Bye-bye, Sykes-Picot
La guerre qui déchire actuellement le Moyen-Orient signera vraisemblablement, au cours des prochaines années, l’arrêt de mort des frontières actuelles, largement définies par l’accord Sykes-Picot, ratifié en mai 1916 et négocié en secret par des émissaires britannique et français, Mark Sykes et François-Georges Picot. Cet accord demeure un fort symbole du colonialisme européen dans la région, un traité qui avait permis aux puissances européennes de se partager les ruines de l’Empire ottoman, qui allait être aboli sept ans plus tard par le père de la Turquie moderne, Mustafa Kemal Atatürk.

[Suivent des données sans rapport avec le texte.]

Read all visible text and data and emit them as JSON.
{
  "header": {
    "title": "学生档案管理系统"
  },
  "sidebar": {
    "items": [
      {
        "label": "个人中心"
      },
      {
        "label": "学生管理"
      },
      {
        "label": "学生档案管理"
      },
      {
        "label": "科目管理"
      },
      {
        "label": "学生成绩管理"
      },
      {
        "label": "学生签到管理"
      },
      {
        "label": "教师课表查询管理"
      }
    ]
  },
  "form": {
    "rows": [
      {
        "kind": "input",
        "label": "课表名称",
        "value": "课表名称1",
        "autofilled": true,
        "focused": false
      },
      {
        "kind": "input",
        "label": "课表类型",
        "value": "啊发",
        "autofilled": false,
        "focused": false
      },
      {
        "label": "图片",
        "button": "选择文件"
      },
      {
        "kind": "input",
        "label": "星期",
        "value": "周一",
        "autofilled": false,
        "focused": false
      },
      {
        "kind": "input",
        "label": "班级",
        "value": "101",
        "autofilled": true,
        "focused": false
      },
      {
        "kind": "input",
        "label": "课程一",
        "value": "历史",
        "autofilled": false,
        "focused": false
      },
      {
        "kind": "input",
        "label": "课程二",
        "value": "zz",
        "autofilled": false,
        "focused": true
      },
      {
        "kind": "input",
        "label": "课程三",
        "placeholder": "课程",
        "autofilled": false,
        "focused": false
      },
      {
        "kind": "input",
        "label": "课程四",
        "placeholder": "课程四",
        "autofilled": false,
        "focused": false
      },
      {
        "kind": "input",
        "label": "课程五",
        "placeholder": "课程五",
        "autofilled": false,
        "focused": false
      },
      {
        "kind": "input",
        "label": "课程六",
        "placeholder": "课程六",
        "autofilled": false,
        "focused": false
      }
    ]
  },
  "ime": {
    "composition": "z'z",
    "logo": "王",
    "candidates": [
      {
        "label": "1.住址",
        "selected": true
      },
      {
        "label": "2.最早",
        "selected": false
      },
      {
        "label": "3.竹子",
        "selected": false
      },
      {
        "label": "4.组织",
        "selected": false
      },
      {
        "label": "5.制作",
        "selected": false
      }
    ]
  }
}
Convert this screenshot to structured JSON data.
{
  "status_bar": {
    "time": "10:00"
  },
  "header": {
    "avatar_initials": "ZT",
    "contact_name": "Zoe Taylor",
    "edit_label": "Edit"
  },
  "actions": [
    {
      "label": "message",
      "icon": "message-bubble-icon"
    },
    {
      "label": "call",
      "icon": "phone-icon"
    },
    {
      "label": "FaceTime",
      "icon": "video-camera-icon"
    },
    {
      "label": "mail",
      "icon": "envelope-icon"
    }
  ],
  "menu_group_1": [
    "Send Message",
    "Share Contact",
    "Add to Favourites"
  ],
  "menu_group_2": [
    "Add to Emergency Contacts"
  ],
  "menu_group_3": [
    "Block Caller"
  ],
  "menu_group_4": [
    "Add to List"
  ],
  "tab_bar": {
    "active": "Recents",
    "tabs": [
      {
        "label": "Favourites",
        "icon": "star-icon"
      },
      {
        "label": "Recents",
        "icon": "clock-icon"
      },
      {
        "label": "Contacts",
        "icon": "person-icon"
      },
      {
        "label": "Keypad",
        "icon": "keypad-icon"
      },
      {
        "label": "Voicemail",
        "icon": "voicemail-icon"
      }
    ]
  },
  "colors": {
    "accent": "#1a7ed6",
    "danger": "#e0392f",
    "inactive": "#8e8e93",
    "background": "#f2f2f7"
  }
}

À moyen terme, le morcèlement continuel de la Syrie se poursuivra, même si la Russie parvient à solidifier le régime de Bachar al-Assad, que ce soit par la voie de la diplomatie ou celle des armes. Le soutien occidental en armes et en argent aux milices peshmerga irakiennes et YPG syriens donneront à ceux-ci un plus grand rapport de force dans leur lutte de libération nationale. Entre la Russie qui favorise le rétablissement du régime alaouite d’al-Assad et l’Occident qui, en plus d’appuyer les Kurdes, ennemis jurés d’Ankara, réintègre l’Iran chiite dans le giron diplomatique, comment les pétro-royaumes arabes et la Turquie, tous sunnites, ne verraient-ils pas intérêt à consolider leurs relations?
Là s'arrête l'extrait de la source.